The points in the SEED dataset will be marked as "SEED": "1" in the GeoJSON file. FIST utilizes the water surface elevation ("WaterSurfaceElev_m" in the GeoJSON) and the location of the stream cell from the GeoJSON to produce a flood inundation map.

Also, by marking Thin_Output = True, the stream cells have been filtered in two ways that attempt to reduce the likelihood of outliers and reduce redundancy, these are:

1. Removes stream cells that have depths that are greater than 3 times the average depth for the stream reach
2. Removes stream cells that are within 50 meters of other streams and have water surface elevations that are within 0.05% of one another.

The remaining stream cells are fed into FIST producing a flood inundation map like the image below:

If you prefer to use the VDT_Database.txt to create your GeoJSON input, Run_Main_VDT_to_GEOJSON_Program_Stream_Vector() can be ran just like Run_Main_Curve_to_GEOJSON_Program_Stream_Vector() are but pointed to the VDT_Database.txt instead of the CurveFile.csv.
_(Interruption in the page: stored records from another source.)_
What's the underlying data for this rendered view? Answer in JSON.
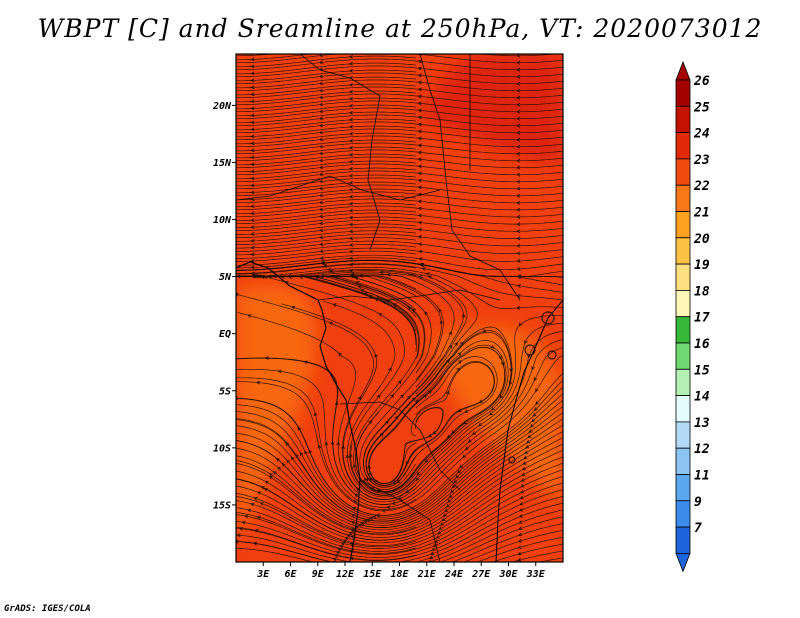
{
  "title": "WBPT [C] and Sreamline at 250hPa, VT: 2020073012",
  "credit": "GrADS: IGES/COLA",
  "map": {
    "lon_range": [
      0,
      36
    ],
    "lat_range": [
      -20,
      24.5
    ],
    "lon_ticks": [
      {
        "value": 3,
        "label": "3E"
      },
      {
        "value": 6,
        "label": "6E"
      },
      {
        "value": 9,
        "label": "9E"
      },
      {
        "value": 12,
        "label": "12E"
      },
      {
        "value": 15,
        "label": "15E"
      },
      {
        "value": 18,
        "label": "18E"
      },
      {
        "value": 21,
        "label": "21E"
      },
      {
        "value": 24,
        "label": "24E"
      },
      {
        "value": 27,
        "label": "27E"
      },
      {
        "value": 30,
        "label": "30E"
      },
      {
        "value": 33,
        "label": "33E"
      }
    ],
    "lat_ticks": [
      {
        "value": 20,
        "label": "20N"
      },
      {
        "value": 15,
        "label": "15N"
      },
      {
        "value": 10,
        "label": "10N"
      },
      {
        "value": 5,
        "label": "5N"
      },
      {
        "value": 0,
        "label": "EQ"
      },
      {
        "value": -5,
        "label": "5S"
      },
      {
        "value": -10,
        "label": "10S"
      },
      {
        "value": -15,
        "label": "15S"
      }
    ],
    "background_color": "#f04010",
    "shaded_regions": [
      {
        "name": "northeast-high",
        "value": 25,
        "color": "#d82008"
      },
      {
        "name": "west-equatorial-low",
        "value": 23,
        "color": "#f86e10"
      },
      {
        "name": "southeast-low",
        "value": 23,
        "color": "#f86e10"
      }
    ]
  },
  "colorbar": {
    "levels": [
      {
        "label": "26",
        "color": "#a50000"
      },
      {
        "label": "25",
        "color": "#c41200"
      },
      {
        "label": "24",
        "color": "#e02a08"
      },
      {
        "label": "23",
        "color": "#f04a10"
      },
      {
        "label": "22",
        "color": "#f87818"
      },
      {
        "label": "21",
        "color": "#fca020"
      },
      {
        "label": "20",
        "color": "#fcc248"
      },
      {
        "label": "19",
        "color": "#fde080"
      },
      {
        "label": "18",
        "color": "#fef8b8"
      },
      {
        "label": "17",
        "color": "#38b838"
      },
      {
        "label": "16",
        "color": "#70d870"
      },
      {
        "label": "15",
        "color": "#b4f0b4"
      },
      {
        "label": "14",
        "color": "#e4fcfc"
      },
      {
        "label": "13",
        "color": "#b4daf8"
      },
      {
        "label": "12",
        "color": "#8cc4f4"
      },
      {
        "label": "11",
        "color": "#5ca8f0"
      },
      {
        "label": "9",
        "color": "#3c8cec"
      },
      {
        "label": "7",
        "color": "#1e64dc"
      }
    ],
    "bottom_extension_color": "#1e64dc"
  }
}
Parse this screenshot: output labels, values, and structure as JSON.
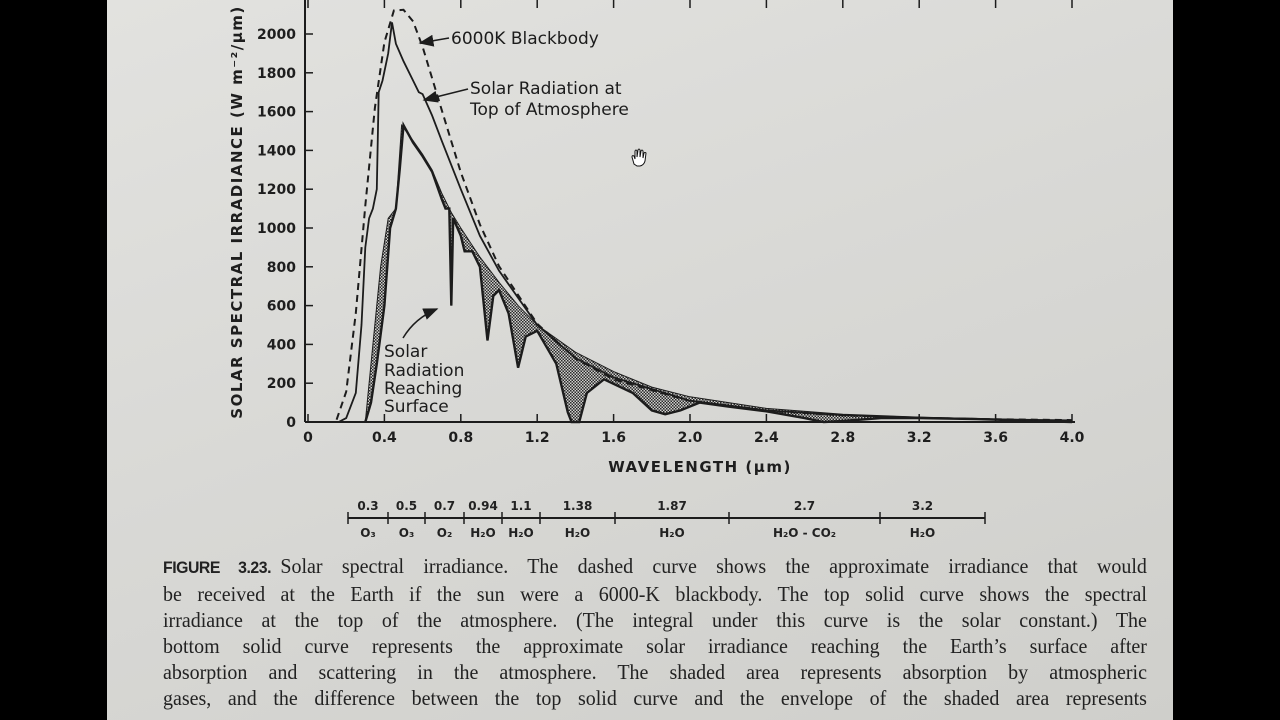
{
  "chart_data": {
    "type": "line",
    "title": "",
    "xlabel": "WAVELENGTH (μm)",
    "ylabel": "SOLAR SPECTRAL IRRADIANCE (W m⁻²/μm)",
    "xlim": [
      0,
      4.0
    ],
    "ylim": [
      0,
      2200
    ],
    "x_ticks": [
      "0",
      "0.4",
      "0.8",
      "1.2",
      "1.6",
      "2.0",
      "2.4",
      "2.8",
      "3.2",
      "3.6",
      "4.0"
    ],
    "y_ticks": [
      "0",
      "200",
      "400",
      "600",
      "800",
      "1000",
      "1200",
      "1400",
      "1600",
      "1800",
      "2000"
    ],
    "grid": false,
    "series": [
      {
        "name": "6000K Blackbody",
        "style": "dashed",
        "points": [
          [
            0.15,
            12
          ],
          [
            0.2,
            156
          ],
          [
            0.25,
            561
          ],
          [
            0.3,
            1115
          ],
          [
            0.35,
            1620
          ],
          [
            0.4,
            1957
          ],
          [
            0.45,
            2121
          ],
          [
            0.5,
            2125
          ],
          [
            0.55,
            2065
          ],
          [
            0.6,
            1934
          ],
          [
            0.7,
            1609
          ],
          [
            0.8,
            1287
          ],
          [
            0.9,
            1018
          ],
          [
            1.0,
            803
          ],
          [
            1.2,
            506
          ],
          [
            1.4,
            328
          ],
          [
            1.6,
            220
          ],
          [
            2.0,
            108
          ],
          [
            2.4,
            59
          ],
          [
            2.8,
            34
          ],
          [
            3.2,
            21
          ],
          [
            3.6,
            14
          ],
          [
            4.0,
            10
          ]
        ]
      },
      {
        "name": "Solar Radiation at Top of Atmosphere",
        "style": "solid",
        "points": [
          [
            0.16,
            0
          ],
          [
            0.2,
            20
          ],
          [
            0.25,
            150
          ],
          [
            0.28,
            500
          ],
          [
            0.3,
            900
          ],
          [
            0.32,
            1050
          ],
          [
            0.34,
            1100
          ],
          [
            0.36,
            1200
          ],
          [
            0.37,
            1700
          ],
          [
            0.39,
            1760
          ],
          [
            0.42,
            1900
          ],
          [
            0.44,
            2060
          ],
          [
            0.46,
            1950
          ],
          [
            0.5,
            1860
          ],
          [
            0.55,
            1760
          ],
          [
            0.58,
            1700
          ],
          [
            0.6,
            1690
          ],
          [
            0.65,
            1580
          ],
          [
            0.7,
            1450
          ],
          [
            0.8,
            1200
          ],
          [
            0.9,
            960
          ],
          [
            1.0,
            780
          ],
          [
            1.2,
            500
          ],
          [
            1.4,
            330
          ],
          [
            1.6,
            230
          ],
          [
            2.0,
            110
          ],
          [
            2.4,
            60
          ],
          [
            2.8,
            35
          ],
          [
            3.2,
            22
          ],
          [
            3.6,
            14
          ],
          [
            4.0,
            8
          ]
        ]
      },
      {
        "name": "Solar Radiation Reaching Surface",
        "style": "solid-bold",
        "points": [
          [
            0.3,
            0
          ],
          [
            0.33,
            100
          ],
          [
            0.36,
            300
          ],
          [
            0.4,
            600
          ],
          [
            0.43,
            1000
          ],
          [
            0.46,
            1100
          ],
          [
            0.48,
            1300
          ],
          [
            0.5,
            1530
          ],
          [
            0.55,
            1440
          ],
          [
            0.6,
            1370
          ],
          [
            0.65,
            1290
          ],
          [
            0.7,
            1150
          ],
          [
            0.72,
            1100
          ],
          [
            0.74,
            1100
          ],
          [
            0.75,
            600
          ],
          [
            0.76,
            1050
          ],
          [
            0.8,
            960
          ],
          [
            0.82,
            880
          ],
          [
            0.86,
            880
          ],
          [
            0.9,
            800
          ],
          [
            0.94,
            420
          ],
          [
            0.97,
            650
          ],
          [
            1.0,
            680
          ],
          [
            1.05,
            560
          ],
          [
            1.1,
            280
          ],
          [
            1.14,
            440
          ],
          [
            1.2,
            470
          ],
          [
            1.3,
            300
          ],
          [
            1.36,
            50
          ],
          [
            1.38,
            0
          ],
          [
            1.42,
            0
          ],
          [
            1.46,
            150
          ],
          [
            1.55,
            220
          ],
          [
            1.7,
            150
          ],
          [
            1.8,
            60
          ],
          [
            1.87,
            40
          ],
          [
            1.95,
            60
          ],
          [
            2.05,
            100
          ],
          [
            2.2,
            80
          ],
          [
            2.4,
            55
          ],
          [
            2.6,
            20
          ],
          [
            2.7,
            0
          ],
          [
            2.8,
            5
          ],
          [
            3.0,
            20
          ],
          [
            3.2,
            20
          ],
          [
            3.5,
            15
          ],
          [
            4.0,
            0
          ]
        ]
      },
      {
        "style": "shaded-envelope",
        "points": [
          [
            0.3,
            0
          ],
          [
            0.34,
            400
          ],
          [
            0.38,
            800
          ],
          [
            0.42,
            1050
          ],
          [
            0.46,
            1100
          ],
          [
            0.49,
            1530
          ],
          [
            0.55,
            1450
          ],
          [
            0.6,
            1380
          ],
          [
            0.65,
            1300
          ],
          [
            0.7,
            1180
          ],
          [
            0.75,
            1080
          ],
          [
            0.8,
            1000
          ],
          [
            0.9,
            850
          ],
          [
            1.0,
            720
          ],
          [
            1.1,
            600
          ],
          [
            1.2,
            500
          ],
          [
            1.4,
            360
          ],
          [
            1.6,
            260
          ],
          [
            1.8,
            180
          ],
          [
            2.0,
            130
          ],
          [
            2.4,
            70
          ],
          [
            2.8,
            40
          ],
          [
            3.2,
            25
          ],
          [
            3.6,
            15
          ],
          [
            4.0,
            6
          ]
        ]
      }
    ],
    "annotations": {
      "blackbody": "6000K Blackbody",
      "toa_line1": "Solar Radiation at",
      "toa_line2": "Top of Atmosphere",
      "surface_line1": "Solar",
      "surface_line2": "Radiation",
      "surface_line3": "Reaching",
      "surface_line4": "Surface"
    },
    "absorption_bands": [
      {
        "wavelength": "0.3",
        "gas": "O₃"
      },
      {
        "wavelength": "0.5",
        "gas": "O₃"
      },
      {
        "wavelength": "0.7",
        "gas": "O₂"
      },
      {
        "wavelength": "0.94",
        "gas": "H₂O"
      },
      {
        "wavelength": "1.1",
        "gas": "H₂O"
      },
      {
        "wavelength": "1.38",
        "gas": "H₂O"
      },
      {
        "wavelength": "1.87",
        "gas": "H₂O"
      },
      {
        "wavelength": "2.7",
        "gas": "H₂O - CO₂"
      },
      {
        "wavelength": "3.2",
        "gas": "H₂O"
      }
    ],
    "colors": {
      "ink": "#1c1c1c",
      "paper": "#dcdcd9"
    }
  },
  "caption": {
    "label": "FIGURE 3.23.",
    "lines": [
      "Solar spectral irradiance. The dashed curve shows the approximate irradiance that would",
      "be received at the Earth if the sun were a 6000-K blackbody. The top solid curve shows the spectral",
      "irradiance at the top of the atmosphere. (The integral under this curve is the solar constant.) The",
      "bottom solid curve represents the approximate solar irradiance reaching the Earth’s surface after",
      "absorption and scattering in the atmosphere. The shaded area represents absorption by atmospheric",
      "gases, and the difference between the top solid curve and the envelope of the shaded area represents"
    ]
  }
}
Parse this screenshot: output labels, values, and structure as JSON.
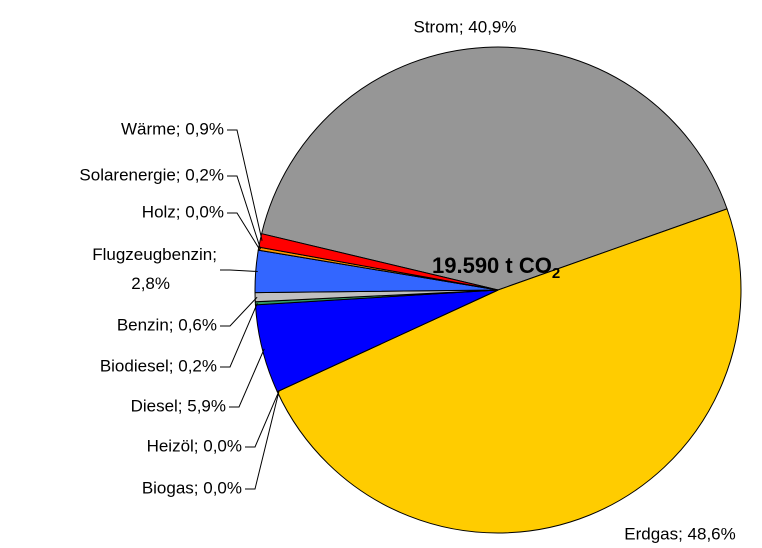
{
  "chart_data": {
    "type": "pie",
    "center_label": {
      "text": "19.590 t CO",
      "subscript": "2"
    },
    "values": [
      40.9,
      48.6,
      0.0,
      0.0,
      5.9,
      0.2,
      0.6,
      2.8,
      0.0,
      0.2,
      0.9
    ],
    "value_labels": [
      "Strom; 40,9%",
      "Erdgas; 48,6%",
      "Biogas; 0,0%",
      "Heizöl; 0,0%",
      "Diesel; 5,9%",
      "Biodiesel; 0,2%",
      "Benzin; 0,6%",
      "Flugzeugbenzin;\n2,8%",
      "Holz; 0,0%",
      "Solarenergie; 0,2%",
      "Wärme; 0,9%"
    ],
    "colors": [
      "#969696",
      "#ffcc00",
      "#99cc00",
      "#993300",
      "#0000ff",
      "#339966",
      "#c0c0c0",
      "#3366ff",
      "#996633",
      "#ff9900",
      "#ff0000"
    ]
  }
}
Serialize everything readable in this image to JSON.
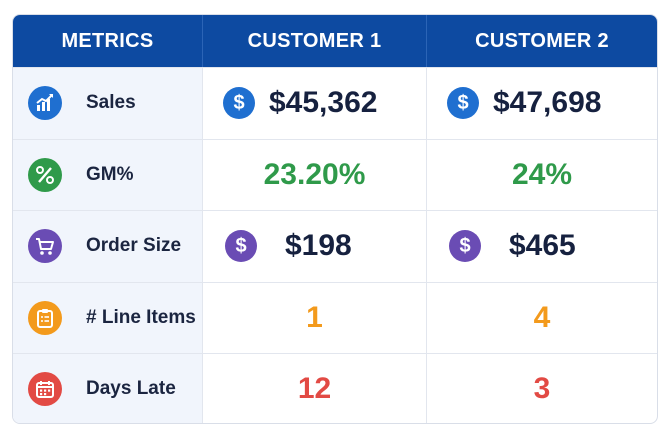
{
  "header": {
    "metrics_label": "METRICS",
    "customer1_label": "CUSTOMER 1",
    "customer2_label": "CUSTOMER 2",
    "bg_color": "#0d4aa1"
  },
  "rows": [
    {
      "label": "Sales",
      "icon": "sales-chart-icon",
      "icon_color": "#1f6fd0",
      "c1": "$45,362",
      "c2": "$47,698",
      "c1_icon": "dollar-icon",
      "c2_icon": "dollar-icon",
      "value_icon_color": "#1f6fd0"
    },
    {
      "label": "GM%",
      "icon": "percent-icon",
      "icon_color": "#2f9a4a",
      "c1": "23.20%",
      "c2": "24%",
      "value_color": "#2f9a4a"
    },
    {
      "label": "Order Size",
      "icon": "shopping-cart-icon",
      "icon_color": "#6a4cb4",
      "c1": "$198",
      "c2": "$465",
      "c1_icon": "dollar-icon",
      "c2_icon": "dollar-icon",
      "value_icon_color": "#6a4cb4"
    },
    {
      "label": "# Line Items",
      "icon": "clipboard-list-icon",
      "icon_color": "#f39a1c",
      "c1": "1",
      "c2": "4",
      "value_color": "#f39a1c"
    },
    {
      "label": "Days Late",
      "icon": "calendar-icon",
      "icon_color": "#e24a44",
      "c1": "12",
      "c2": "3",
      "value_color": "#e24a44"
    }
  ]
}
It uses the same DEM-backed SEED fallback, so the lowest terminal point is treated as the outlet whenever the downstream reach geometry is missing from the local vector network.

If you're following along with the Shields River test case, an example "COMID_Q_File" containing a streamflow forecast can be found here in the "714_ExampleForecast" folder.

Try running this test case on your own using example_step4.py on your local machine using the test case data provided above and the data you produced in Step 2 and Step 3. The example_step4.py assumes we're using the vector methodology we discussed above.